Where do you get most of your casting done?

I now have, because of doing rather larger things than I used to do, three or four different founders, because, if I only had one, I should be kept waiting two years for any new thing to be cast. So I have a foundry in Paris and one in West Berlin, and two or three in England.

What about the patination problem? Do you find that foundries can give you what you want?

No. I always patinate bronzes myself. I let them come from the foundry as a raw bronze, a natural bronze, which is rather like a dirty new penny, and then Ill decide whether the bronze is going out of doors in a clean atmosphere and therefore whether whatever patina I give it is likely to remain, or whether its going into a chemical atmosphere, which may turn it black and therefore you might waste a lot of time in trying to make a certain patina that will be lost within six months. Also, one has conceived a sculpture from the beginning as a finished, complete bronze. Sometimes I think of it as a dark bronze, sometimes I think of it even as a highly polished bronze. And all this only I can do. If I leave it to the bronze foundry, they certainly do it wrongly.

What do you have to do when the patina is going to include a variety of colour say, with green and yellow and black and brown?

What one does sometimes is to prepare them for two or three days and then leave them out exposed, and the rain and the sun and the wind will give it a more natural sense. And then, if you think that a thing is beginning to look all right, then you can fix that by waxing it. And when it is waxed it will become a much more even and less varied and less colourful sculpture. But one tries with any patina to help the form of the sculpture rather than obscure it, just as the complexion in a person can help you to see what shape they are. If a young girl who is marvellous has a bad complexion, you dont notice how beautiful she may be. But if you get your complexion, as it were, fitting the form, then thats the ideal.

Obviously in using bronze youre able to do a good many things which you could never do in stone or wood. It gives all sorts of freedom and you can work bigger than it would be practical to work in stone. But do you sometimes get slightly irritated that bronze never really has the very satisfying surface which you get from stone? Does this frustrate you at all?

No. Ive now learnt to like bronze very much indeed. No sculptor works direct in bronze: you cant. You cant take a block of bronze and cut it to the shape. You must make your object in something else, in plaster or clay, plasticine, anything. Wood even can be cast into bronze: those early Gothic gates at Hildesheim were carved in wood and then pushed into the sand in the ground, and the hole that they left was filled with bronze and this was their way of casting. So theyre actual wood sculptures cast into bronze. Bronze is only a medium for making permanent a thing youve made in some other medium. Its a most wonderful and malleable material: it can do anything, almost.
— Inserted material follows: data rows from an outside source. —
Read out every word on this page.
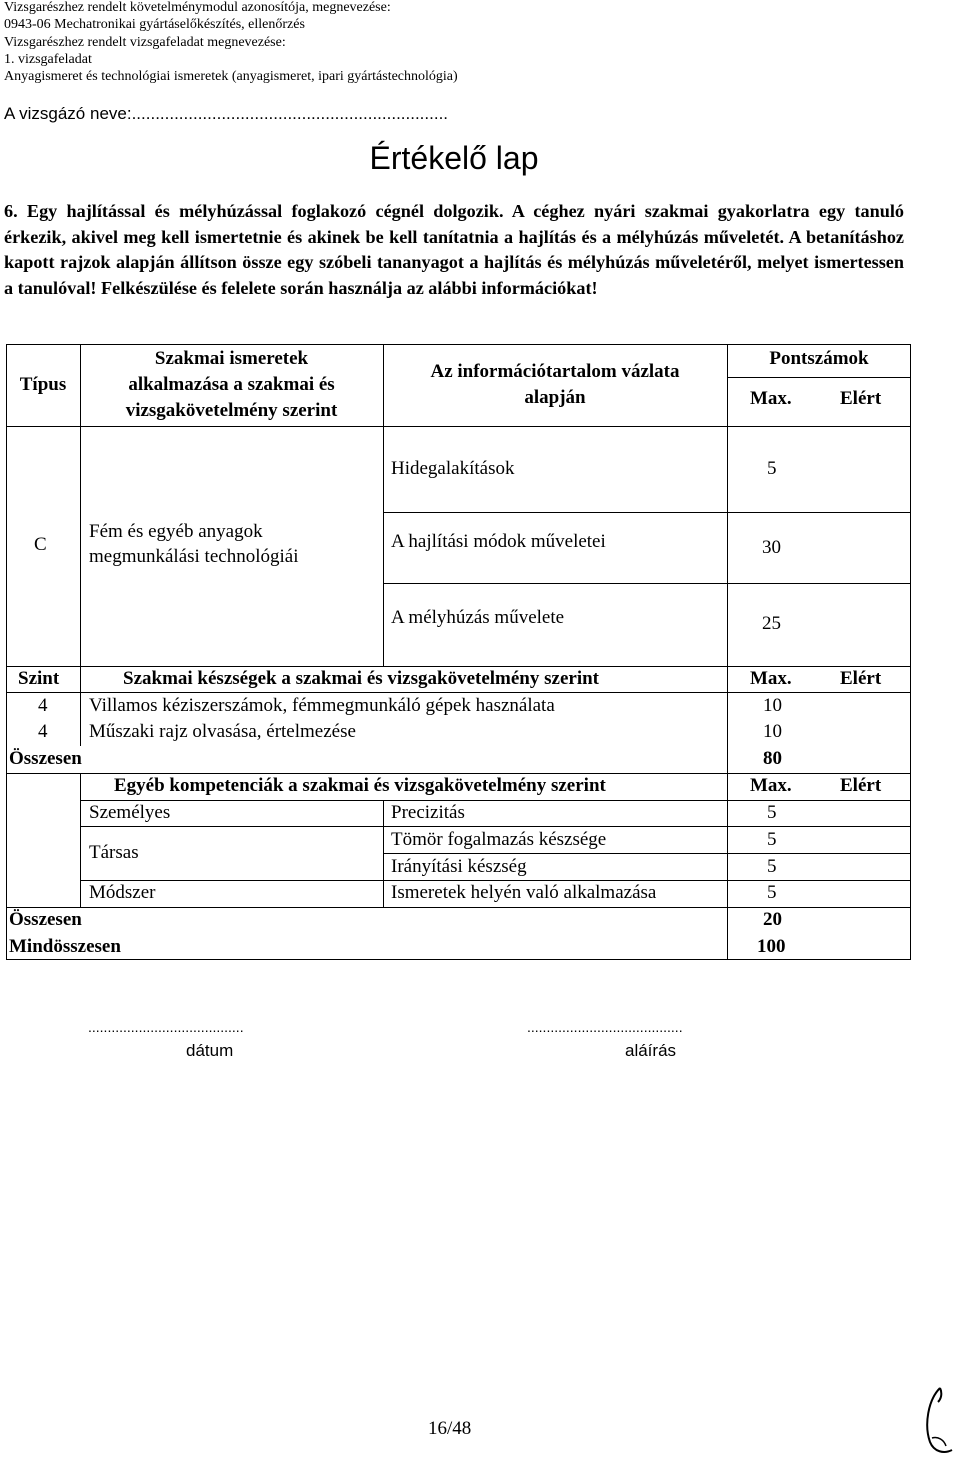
Vizsgarészhez rendelt követelménymodul azonosítója, megnevezése:
0943-06 Mechatronikai gyártáselőkészítés, ellenőrzés
Vizsgarészhez rendelt vizsgafeladat megnevezése:
1. vizsgafeladat
Anyagismeret és technológiai ismeretek (anyagismeret, ipari gyártástechnológia)
A vizsgázó neve:...................................................................
Értékelő lap

6. Egy hajlítással és mélyhúzással foglakozó cégnél dolgozik. A céghez nyári szakmai gyakorlatra egy tanuló érkezik, akivel meg kell ismertetnie és akinek be kell tanítatnia a hajlítás és a mélyhúzás műveletét. A betanításhoz kapott rajzok alapján állítson össze egy szóbeli tananyagot a hajlítás és mélyhúzás műveletéről, melyet ismertessen a tanulóval! Felkészülése és felelete során használja az alábbi információkat!

Típus
Szakmai ismeretek
alkalmazása a szakmai és
vizsgakövetelmény szerint
Az információtartalom vázlata
alapján
Pontszámok
Max.	Elért
C
Fém és egyéb anyagok
megmunkálási technológiái
Hidegalakítások	5
A hajlítási módok műveletei	30
A mélyhúzás művelete	25
Szint	Szakmai készségek a szakmai és vizsgakövetelmény szerint	Max.	Elért
4 Villamos kéziszerszámok, fémmegmunkáló gépek használata	10
4 Műszaki rajz olvasása, értelmezése	10
Összesen	80
Egyéb kompetenciák a szakmai és vizsgakövetelmény szerint	Max.	Elért
Személyes	Precizitás	5
Társas
Tömör fogalmazás készsége	5
Irányítási készség	5
Módszer	Ismeretek helyén való alkalmazása	5
Összesen	20
Mindösszesen	100
........................................	........................................
dátum	aláírás
16/48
Its also almost indestructible. It lasts much much longer than stone, out of doors, anywhere you like.

It just doesnt have that marvellous luminosity of stone.

No. I still love stone. Im much happier when Im carving stone. But then I can get some of that pleasure in making my original, which gets cast into bronze, in plaster. Then you can build up, you can use an axe or a chisel, and you can mix the carving with the modelling technique. And thats why I like working direct in plaster. Because its actually a mixture of carving as well as modelling. I still do some carving in stone or wood, but not as much; but working direct in plaster I still get a lot of the fun I used to get out of carving.

I take it that carving in stone especially is a much greater physical effort than carving in plaster.

No, no. A little bit, but not very much. No. The actual physical thing of carving is a matter of rhythm and of the muscles you use getting used to doing it. Its rather like walking. You work at a certain rate. But one can find stone-carvers of seventy still doing their full days work of carving hard stones. People get this idea that stone-carving is hard work. Its not. Its very pleasurable, soothing work. Its perhaps in a way more pleasurable and more soothing than plaster because it takes longer. Its more like digging a garden.